Page:Cooper - Œuvres complètes, éd Gosselin, tome 25, 1846.djvu/111

Le texte de cette page a été corrigé et est conforme au fac-similé.

L’idée était bonne et j’en profitai. Le fournisseur se montra en effet d’excellente composition. Un messager fut envoyé à l’écurie, et les chevaux comparurent en personne. Ils étaient un peu poussifs ; mais Guert montra un talent merveilleux pour les faire valoir ; et le marché fut bientôt conclu. On nous paya comptant en bonnes pièces d’or espagnoles. Les peaux même furent vendues avec le reste, et Guert, pour établir une concurrence qui tournât à mon profit, se montra amateur de la peau d’ours, qui lui avait donné dans l’œil, et qu’il voulut absolument me payer une guinée. Je fis mes efforts pour la lui faire accepter, en souvenir de notre heureuse rencontre ; mais il n’y voulut jamais consentir. Guert, dans toutes les affaires d’argent, montrait la délicatesse la plus sévère. Je n’irai pas jusqu’à dire que j’aurais acheté un cheval sur sa recommandation, surtout si le cheval lui eût appartenu, les maquignons ont leurs faiblesses ; mais, au demeurant, Guert était un des plus honnêtes garçons qu’on pût voir.

Le fournisseur craignait tant de se voir souffler son marché, qu’il m’acheta de confiance les sleighs, les traîneaux, les attelages et les provisions, qui n’étaient même pas encore arrivés. Il est vrai qu’il connaissait mon père de réputation, et que son nom lui parut une garantie suffisante. Pour donner une idée du mouvement qui régnait alors, car en vingt-quatre heures les routes pouvaient devenir impraticables, j’ajouterai que le sleigh qui venait d’être acheté fut chargé à l’instant même et dirigé sur le nord, avec ordre à ceux qui le conduisaient de s’avancer le plus près possible du lac George. De là le convoi pouvait facilement rejoindre l’armée, par le moyen des deux lacs.

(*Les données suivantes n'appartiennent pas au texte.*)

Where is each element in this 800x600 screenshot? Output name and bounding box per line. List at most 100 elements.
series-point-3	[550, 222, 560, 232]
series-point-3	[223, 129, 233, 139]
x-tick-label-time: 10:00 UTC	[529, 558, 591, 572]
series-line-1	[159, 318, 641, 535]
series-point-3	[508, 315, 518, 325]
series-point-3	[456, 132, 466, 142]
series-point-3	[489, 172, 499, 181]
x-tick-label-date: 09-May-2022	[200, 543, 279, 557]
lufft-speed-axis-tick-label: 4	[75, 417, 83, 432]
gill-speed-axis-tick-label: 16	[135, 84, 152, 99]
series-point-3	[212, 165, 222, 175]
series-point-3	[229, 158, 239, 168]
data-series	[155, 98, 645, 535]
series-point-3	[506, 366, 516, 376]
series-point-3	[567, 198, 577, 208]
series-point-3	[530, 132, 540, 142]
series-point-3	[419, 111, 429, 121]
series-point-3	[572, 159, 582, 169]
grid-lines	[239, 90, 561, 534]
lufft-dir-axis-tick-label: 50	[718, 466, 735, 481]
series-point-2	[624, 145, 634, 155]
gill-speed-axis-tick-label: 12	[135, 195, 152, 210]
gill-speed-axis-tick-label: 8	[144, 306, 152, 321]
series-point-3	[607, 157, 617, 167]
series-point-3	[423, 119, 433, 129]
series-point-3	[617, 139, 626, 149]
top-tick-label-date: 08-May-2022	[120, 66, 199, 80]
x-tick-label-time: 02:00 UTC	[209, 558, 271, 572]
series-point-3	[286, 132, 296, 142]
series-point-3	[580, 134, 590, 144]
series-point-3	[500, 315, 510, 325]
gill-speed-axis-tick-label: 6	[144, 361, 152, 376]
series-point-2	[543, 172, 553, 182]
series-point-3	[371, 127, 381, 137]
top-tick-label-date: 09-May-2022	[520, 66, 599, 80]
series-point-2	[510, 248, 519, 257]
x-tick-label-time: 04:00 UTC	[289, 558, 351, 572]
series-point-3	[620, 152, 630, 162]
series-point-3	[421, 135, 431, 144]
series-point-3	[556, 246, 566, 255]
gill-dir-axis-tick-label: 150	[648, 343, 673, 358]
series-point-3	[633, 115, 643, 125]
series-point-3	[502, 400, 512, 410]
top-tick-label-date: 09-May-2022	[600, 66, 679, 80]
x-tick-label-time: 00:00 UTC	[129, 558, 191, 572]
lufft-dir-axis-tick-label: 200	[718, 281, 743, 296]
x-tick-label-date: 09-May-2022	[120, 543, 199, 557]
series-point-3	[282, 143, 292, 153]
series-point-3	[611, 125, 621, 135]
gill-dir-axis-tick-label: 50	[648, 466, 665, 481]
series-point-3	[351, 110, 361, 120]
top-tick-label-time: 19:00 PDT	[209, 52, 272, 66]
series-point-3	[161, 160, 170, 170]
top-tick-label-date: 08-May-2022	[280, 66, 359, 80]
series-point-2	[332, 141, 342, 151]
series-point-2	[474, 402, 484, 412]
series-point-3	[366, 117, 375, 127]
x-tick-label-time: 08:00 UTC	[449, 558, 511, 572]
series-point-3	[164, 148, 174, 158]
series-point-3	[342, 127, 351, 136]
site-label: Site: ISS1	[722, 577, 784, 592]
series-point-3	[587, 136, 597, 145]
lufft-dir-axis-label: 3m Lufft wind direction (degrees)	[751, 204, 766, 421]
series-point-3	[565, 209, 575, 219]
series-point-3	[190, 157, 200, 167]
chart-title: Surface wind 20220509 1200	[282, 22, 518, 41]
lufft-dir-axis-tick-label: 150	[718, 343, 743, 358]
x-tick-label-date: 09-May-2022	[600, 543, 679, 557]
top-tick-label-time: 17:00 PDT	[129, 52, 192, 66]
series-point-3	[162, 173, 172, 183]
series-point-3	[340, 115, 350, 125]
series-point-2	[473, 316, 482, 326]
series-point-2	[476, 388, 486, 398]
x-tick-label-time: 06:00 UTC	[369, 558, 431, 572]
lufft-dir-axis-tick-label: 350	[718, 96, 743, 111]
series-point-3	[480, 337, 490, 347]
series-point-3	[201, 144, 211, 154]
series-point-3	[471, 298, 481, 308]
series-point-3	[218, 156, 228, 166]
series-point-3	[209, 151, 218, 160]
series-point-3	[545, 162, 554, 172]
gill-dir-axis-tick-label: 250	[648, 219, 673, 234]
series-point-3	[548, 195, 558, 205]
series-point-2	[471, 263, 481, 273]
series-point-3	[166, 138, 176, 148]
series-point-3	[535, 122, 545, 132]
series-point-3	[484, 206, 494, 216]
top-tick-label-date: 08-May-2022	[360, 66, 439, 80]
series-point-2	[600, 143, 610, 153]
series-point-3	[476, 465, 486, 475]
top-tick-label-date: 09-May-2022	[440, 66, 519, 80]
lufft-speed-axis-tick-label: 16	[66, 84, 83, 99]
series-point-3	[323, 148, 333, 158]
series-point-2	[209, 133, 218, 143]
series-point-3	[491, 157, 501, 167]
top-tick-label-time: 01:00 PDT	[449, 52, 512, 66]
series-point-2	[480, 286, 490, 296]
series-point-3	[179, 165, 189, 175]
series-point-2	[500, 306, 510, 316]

— Eh bien ! Littlepage, s’écria Guert avec enjouement, voilà une affaire terminée. Vous avez obtenu de bons prix, et le roi, je l’espère, a de bons chevaux. Peut-être sont-ils un peu vénérables ; mais qu’importe ? l’armée tuerait le coursier le meilleur de la colonie en moins d’une campagne dans les bois ; autant vaut lui en donner de vieux et d’invalides. Mais voyons ; si nous allions faire un tour dans la grande rue ; le cœur vous en dit-il ? c’est l’heure où les jeunes dames sortent ordinairement en sleigh pour faire leur promenade du soir.